Today’s Highlight in History:
On Oct. 26, 1861, the legendary Pony Express officially ceased operations, giving way to the transcontinental telegraph. (The last run of the Pony Express was completed the following month.)
On this date:
In 1774, the First Continental Congress adjourned in Philadelphia.
In 1825, the Erie Canal opened in upstate New York, connecting Lake Erie and the Hudson River.
In 1881, the “Gunfight at the O.K. Corral” took place in Tombstone, Arizona.
In 1921, the Chicago Theatre, billed as “the Wonder Theatre of the World,” first opened.
In 1944, the World War II Battle of Leyte Gulf ended in a major Allied victory over Japanese forces, whose naval capabilities were badly crippled.
In 1949, President Harry S. Truman signed a measure raising the minimum wage from 40 to 75 cents an hour.
In 1958, Pan American Airways flew its first Boeing 707 jetliner from New York to Paris in 8 hours and 41 minutes.
In 1965, The Beatles received MBE medals as Members of the Most Excellent Order of the British Empire from Queen Elizabeth II at Buckingham Palace.
In 1972, national security adviser Henry Kissinger declared, “Peace is at hand” in Vietnam. Aviation innovator Igor Sikorsky died in Easton, Connecticut, at age 83.
In 1984, “Baby Fae,” a newborn with a severe heart defect, was given the heart of a baboon in an experimental transplant in Loma Linda, California. (Baby Fae lived 21 days with the animal heart.)
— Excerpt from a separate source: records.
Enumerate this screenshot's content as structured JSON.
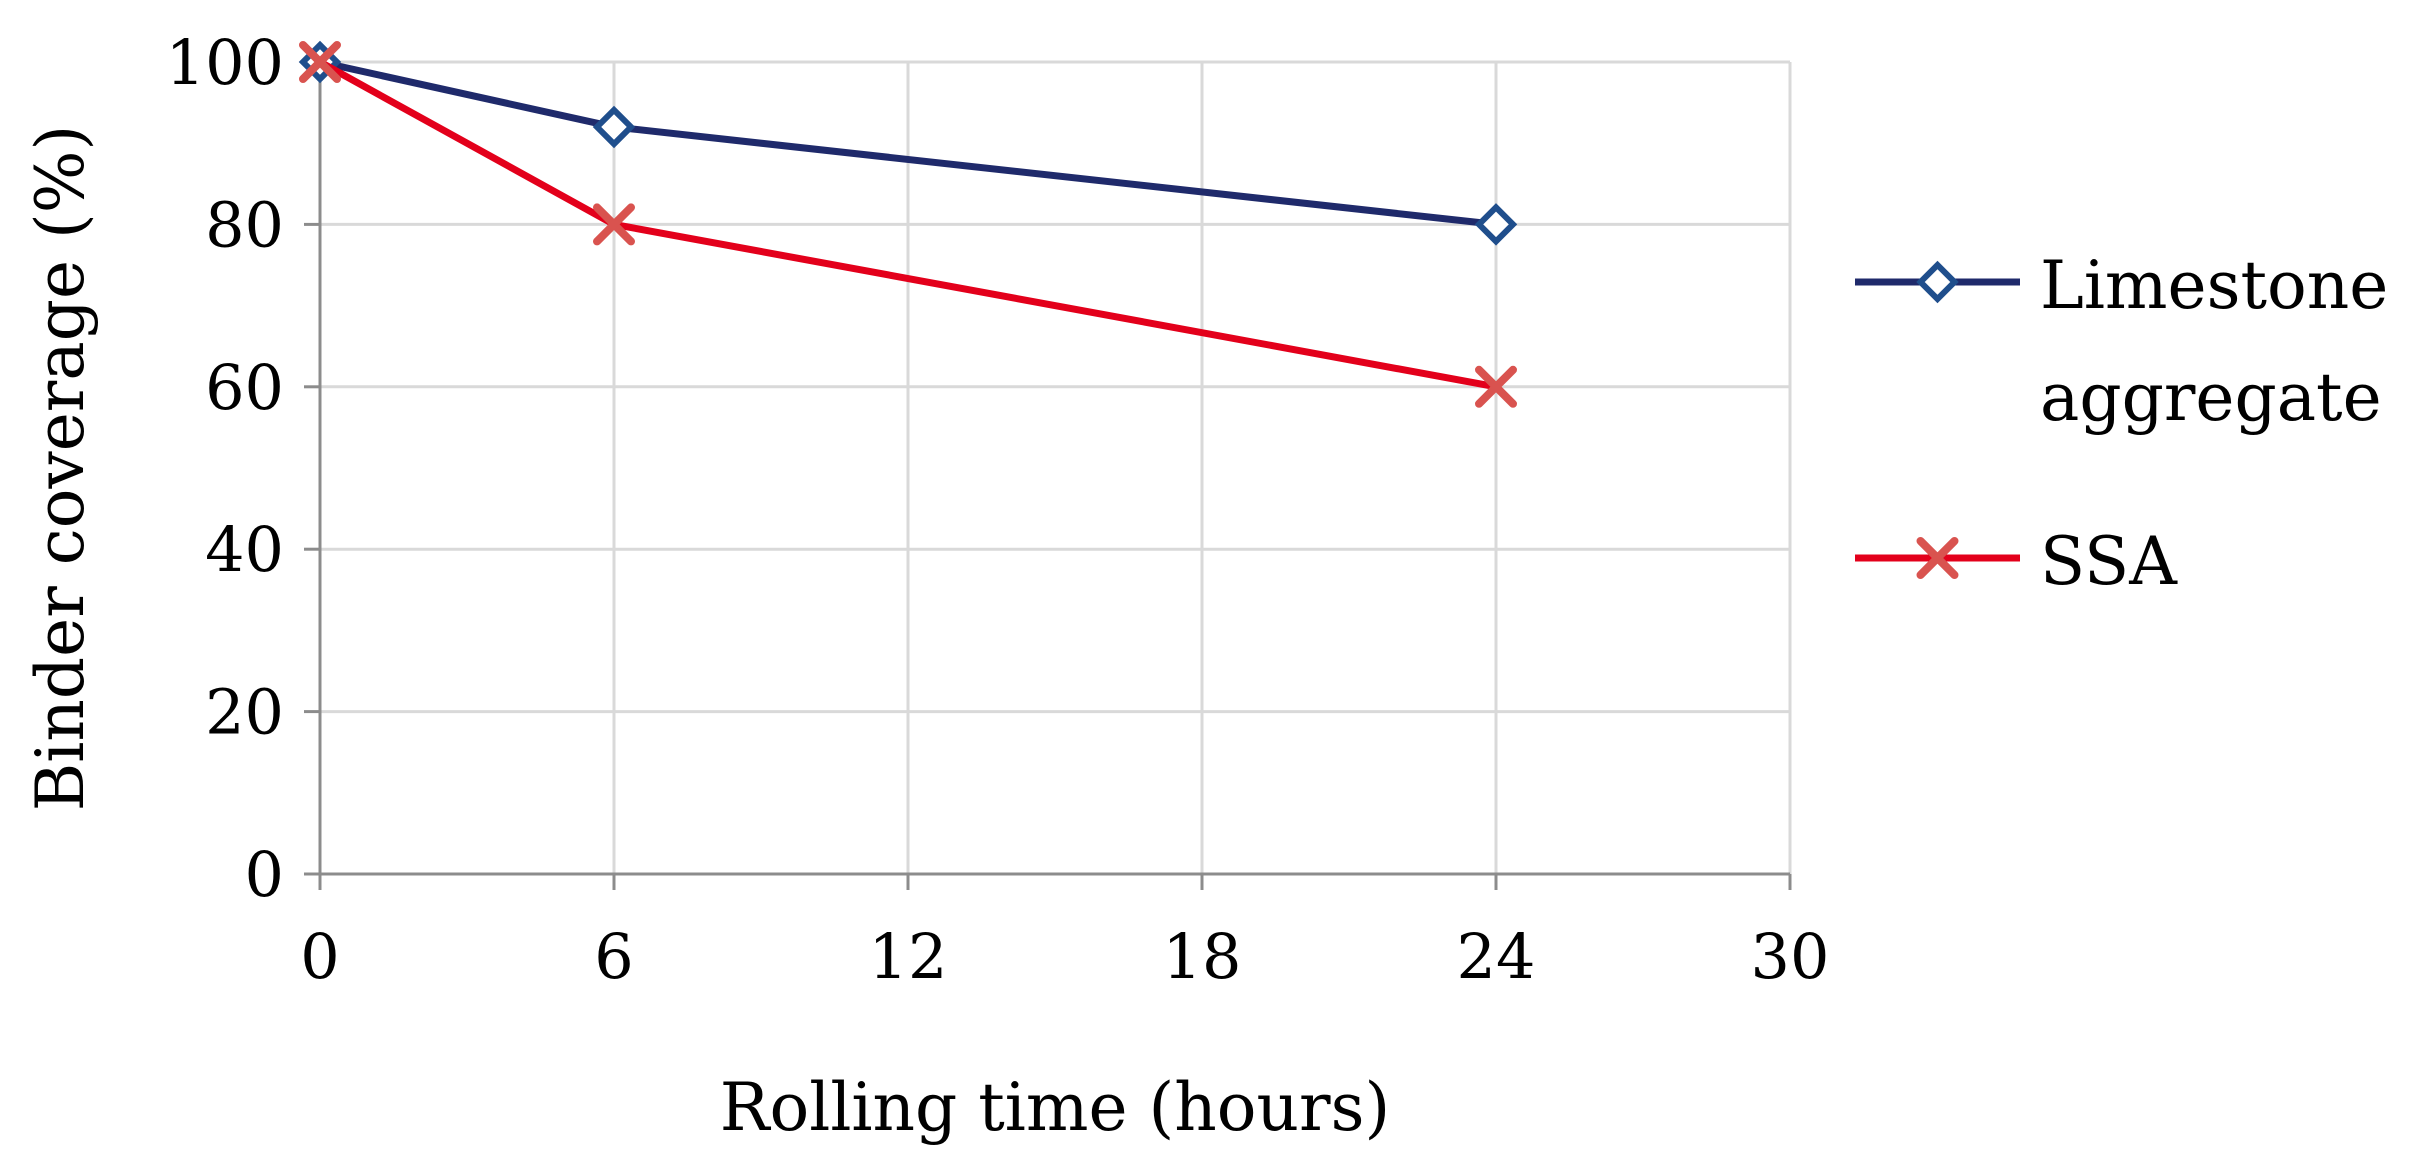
{
  "chart_data": {
    "type": "line",
    "xlabel": "Rolling time (hours)",
    "ylabel": "Binder coverage (%)",
    "xlim": [
      0,
      30
    ],
    "ylim": [
      0,
      100
    ],
    "x_ticks": [
      0,
      6,
      12,
      18,
      24,
      30
    ],
    "y_ticks": [
      0,
      20,
      40,
      60,
      80,
      100
    ],
    "grid": true,
    "legend_position": "right",
    "series": [
      {
        "name": "Limestone aggregate",
        "name_lines": [
          "Limestone",
          "aggregate"
        ],
        "marker": "diamond",
        "color": "#1f2a6b",
        "marker_color": "#1f4e8c",
        "x": [
          0,
          6,
          24
        ],
        "y": [
          100,
          92,
          80
        ]
      },
      {
        "name": "SSA",
        "name_lines": [
          "SSA"
        ],
        "marker": "x",
        "color": "#e3001b",
        "marker_color": "#d9534f",
        "x": [
          0,
          6,
          24
        ],
        "y": [
          100,
          80,
          60
        ]
      }
    ]
  }
}
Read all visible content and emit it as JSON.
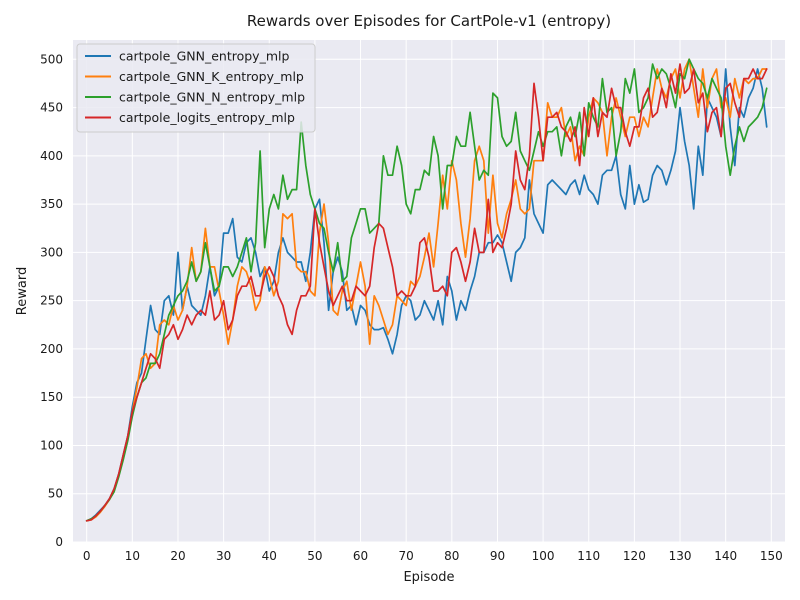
{
  "chart_data": {
    "type": "line",
    "title": "Rewards over Episodes for CartPole-v1 (entropy)",
    "xlabel": "Episode",
    "ylabel": "Reward",
    "xlim": [
      -3,
      153
    ],
    "ylim": [
      0,
      520
    ],
    "xticks": [
      0,
      10,
      20,
      30,
      40,
      50,
      60,
      70,
      80,
      90,
      100,
      110,
      120,
      130,
      140,
      150
    ],
    "yticks": [
      0,
      50,
      100,
      150,
      200,
      250,
      300,
      350,
      400,
      450,
      500
    ],
    "grid": true,
    "background": "#eaeaf2",
    "legend_position": "top-left",
    "series": [
      {
        "name": "cartpole_GNN_entropy_mlp",
        "color": "#1f77b4",
        "values": [
          22,
          24,
          28,
          33,
          38,
          45,
          55,
          70,
          90,
          110,
          140,
          165,
          175,
          210,
          245,
          220,
          215,
          250,
          255,
          235,
          300,
          240,
          265,
          245,
          240,
          235,
          255,
          285,
          255,
          265,
          320,
          320,
          335,
          295,
          290,
          310,
          315,
          300,
          275,
          285,
          260,
          270,
          300,
          315,
          300,
          295,
          290,
          290,
          270,
          300,
          345,
          355,
          310,
          240,
          280,
          295,
          280,
          240,
          245,
          225,
          245,
          240,
          225,
          220,
          220,
          222,
          210,
          195,
          215,
          245,
          255,
          250,
          230,
          235,
          250,
          240,
          230,
          250,
          225,
          275,
          260,
          230,
          250,
          240,
          260,
          275,
          300,
          300,
          310,
          310,
          318,
          310,
          290,
          270,
          300,
          305,
          315,
          375,
          340,
          330,
          320,
          370,
          375,
          370,
          365,
          360,
          370,
          375,
          360,
          380,
          365,
          360,
          350,
          380,
          385,
          385,
          400,
          360,
          345,
          390,
          350,
          370,
          352,
          355,
          380,
          390,
          385,
          370,
          385,
          405,
          450,
          415,
          390,
          345,
          410,
          380,
          460,
          450,
          440,
          420,
          490,
          430,
          390,
          450,
          440,
          460,
          470,
          490,
          470,
          430
        ]
      },
      {
        "name": "cartpole_GNN_K_entropy_mlp",
        "color": "#ff7f0e",
        "values": [
          22,
          23,
          26,
          31,
          37,
          44,
          54,
          68,
          88,
          108,
          135,
          160,
          190,
          195,
          180,
          185,
          225,
          230,
          225,
          245,
          230,
          240,
          265,
          305,
          270,
          280,
          325,
          285,
          285,
          260,
          235,
          205,
          230,
          265,
          285,
          280,
          265,
          240,
          250,
          285,
          275,
          255,
          270,
          340,
          335,
          340,
          285,
          280,
          280,
          260,
          255,
          320,
          350,
          310,
          240,
          235,
          260,
          270,
          240,
          265,
          290,
          265,
          205,
          255,
          245,
          230,
          215,
          225,
          255,
          250,
          245,
          270,
          265,
          275,
          295,
          320,
          285,
          330,
          380,
          345,
          395,
          375,
          330,
          295,
          335,
          395,
          410,
          395,
          320,
          380,
          330,
          315,
          340,
          355,
          375,
          345,
          340,
          345,
          395,
          395,
          395,
          455,
          440,
          440,
          450,
          420,
          430,
          395,
          410,
          400,
          440,
          460,
          455,
          445,
          400,
          440,
          460,
          440,
          420,
          440,
          440,
          420,
          440,
          430,
          460,
          490,
          470,
          460,
          480,
          490,
          460,
          490,
          500,
          470,
          440,
          490,
          450,
          480,
          490,
          450,
          460,
          440,
          480,
          460,
          480,
          475,
          480,
          480,
          490,
          490
        ]
      },
      {
        "name": "cartpole_GNN_N_entropy_mlp",
        "color": "#2ca02c",
        "values": [
          22,
          24,
          27,
          32,
          38,
          44,
          52,
          67,
          85,
          105,
          130,
          150,
          165,
          170,
          185,
          185,
          195,
          215,
          235,
          245,
          255,
          260,
          270,
          290,
          270,
          280,
          310,
          285,
          260,
          265,
          285,
          285,
          275,
          285,
          300,
          315,
          280,
          310,
          405,
          305,
          345,
          360,
          345,
          380,
          355,
          365,
          365,
          435,
          390,
          360,
          345,
          330,
          325,
          300,
          280,
          310,
          270,
          275,
          315,
          330,
          345,
          345,
          320,
          325,
          330,
          400,
          380,
          380,
          410,
          390,
          350,
          340,
          365,
          365,
          385,
          380,
          420,
          400,
          345,
          390,
          390,
          420,
          410,
          410,
          445,
          410,
          375,
          385,
          380,
          465,
          460,
          420,
          410,
          415,
          445,
          405,
          395,
          385,
          405,
          425,
          410,
          425,
          425,
          430,
          400,
          430,
          440,
          420,
          445,
          400,
          455,
          440,
          430,
          480,
          445,
          450,
          400,
          425,
          480,
          465,
          490,
          445,
          450,
          460,
          495,
          480,
          490,
          485,
          470,
          450,
          485,
          480,
          500,
          490,
          480,
          475,
          460,
          480,
          470,
          460,
          410,
          380,
          410,
          430,
          415,
          430,
          435,
          440,
          450,
          470
        ]
      },
      {
        "name": "cartpole_logits_entropy_mlp",
        "color": "#d62728",
        "values": [
          22,
          23,
          27,
          32,
          38,
          45,
          55,
          70,
          90,
          110,
          135,
          150,
          165,
          180,
          195,
          190,
          180,
          210,
          215,
          225,
          210,
          220,
          235,
          225,
          235,
          240,
          235,
          260,
          230,
          235,
          250,
          220,
          230,
          255,
          265,
          265,
          275,
          255,
          255,
          275,
          285,
          275,
          255,
          245,
          225,
          215,
          240,
          255,
          255,
          265,
          345,
          310,
          285,
          260,
          245,
          255,
          265,
          250,
          250,
          265,
          260,
          255,
          265,
          305,
          330,
          325,
          305,
          285,
          255,
          260,
          255,
          255,
          265,
          310,
          315,
          295,
          260,
          260,
          265,
          255,
          300,
          305,
          290,
          270,
          290,
          325,
          300,
          300,
          355,
          300,
          310,
          305,
          325,
          350,
          405,
          375,
          365,
          400,
          475,
          440,
          395,
          440,
          440,
          445,
          430,
          425,
          415,
          430,
          390,
          450,
          420,
          460,
          420,
          445,
          440,
          470,
          450,
          450,
          425,
          410,
          430,
          430,
          460,
          470,
          440,
          445,
          470,
          450,
          485,
          465,
          495,
          465,
          470,
          490,
          455,
          465,
          425,
          445,
          450,
          420,
          470,
          475,
          455,
          440,
          480,
          480,
          490,
          480,
          480,
          490
        ]
      }
    ]
  }
}
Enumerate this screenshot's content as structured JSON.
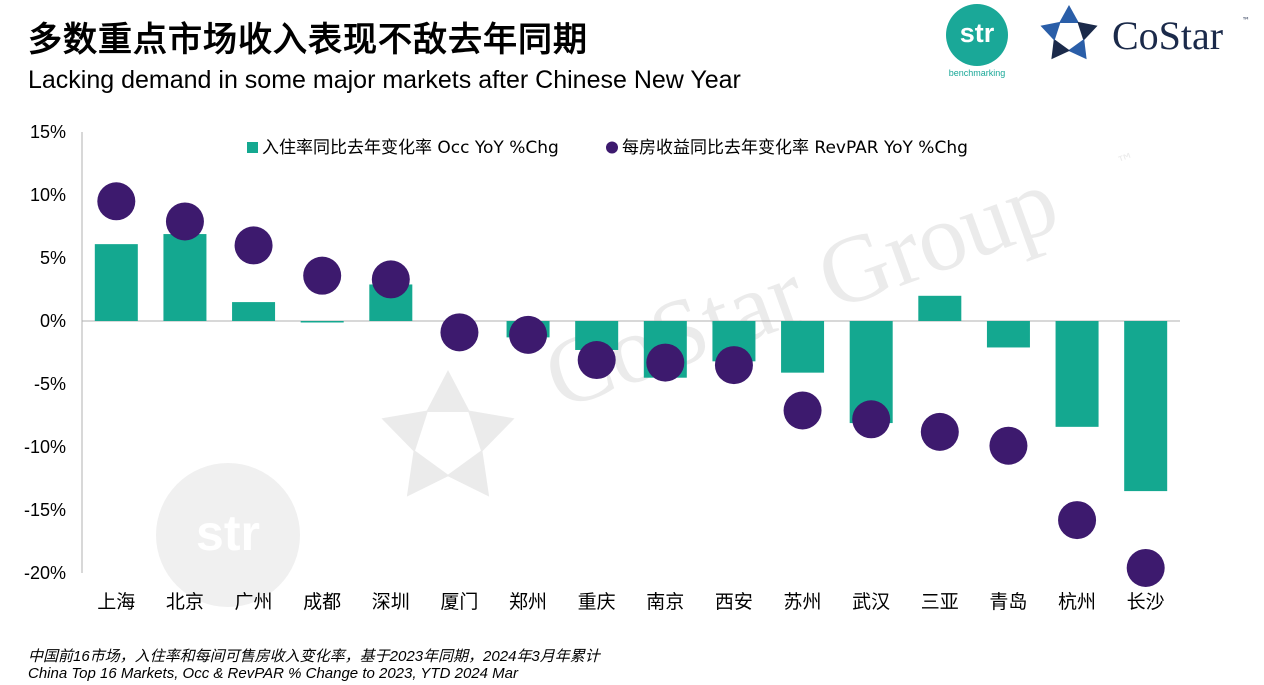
{
  "title": "多数重点市场收入表现不敌去年同期",
  "subtitle": "Lacking demand in some major markets after Chinese New Year",
  "logos": {
    "str_text": "str",
    "str_sub": "benchmarking",
    "costar_text": "CoStar",
    "costar_tm": "™"
  },
  "watermark": {
    "text": "CoStar Group",
    "tm": "™",
    "str_text": "str"
  },
  "footnote": {
    "line1": "中国前16市场，入住率和每间可售房收入变化率，基于2023年同期，2024年3月年累计",
    "line2": "China Top 16 Markets, Occ & RevPAR % Change to 2023,  YTD 2024 Mar"
  },
  "colors": {
    "occ": "#14a890",
    "revpar": "#3d1a6e",
    "axis": "#b0b0b0"
  },
  "chart_data": {
    "type": "bar",
    "categories": [
      "上海",
      "北京",
      "广州",
      "成都",
      "深圳",
      "厦门",
      "郑州",
      "重庆",
      "南京",
      "西安",
      "苏州",
      "武汉",
      "三亚",
      "青岛",
      "杭州",
      "长沙"
    ],
    "series": [
      {
        "name": "入住率同比去年变化率 Occ YoY %Chg",
        "type": "bar",
        "values": [
          6.1,
          6.9,
          1.5,
          -0.1,
          2.9,
          0.0,
          -1.3,
          -2.3,
          -4.5,
          -3.2,
          -4.1,
          -8.1,
          2.0,
          -2.1,
          -8.4,
          -13.5
        ]
      },
      {
        "name": "每房收益同比去年变化率 RevPAR YoY %Chg",
        "type": "scatter",
        "values": [
          9.5,
          7.9,
          6.0,
          3.6,
          3.3,
          -0.9,
          -1.1,
          -3.1,
          -3.3,
          -3.5,
          -7.1,
          -7.8,
          -8.8,
          -9.9,
          -15.8,
          -19.6
        ]
      }
    ],
    "yticks": [
      "15%",
      "10%",
      "5%",
      "0%",
      "-5%",
      "-10%",
      "-15%",
      "-20%"
    ],
    "ylim": [
      -20,
      15
    ],
    "legend_position": "top"
  }
}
In 1994, Prime Minister Yitzhak Rabin of Israel and Prime Minister Abdel Salam Majali of Jordan signed a peace treaty during a ceremony at the Israeli-Jordanian border attended by President Bill Clinton.
In 2001, President George W. Bush signed the USA Patriot Act, giving authorities unprecedented ability to search, seize, detain or eavesdrop in their pursuit of possible terrorists.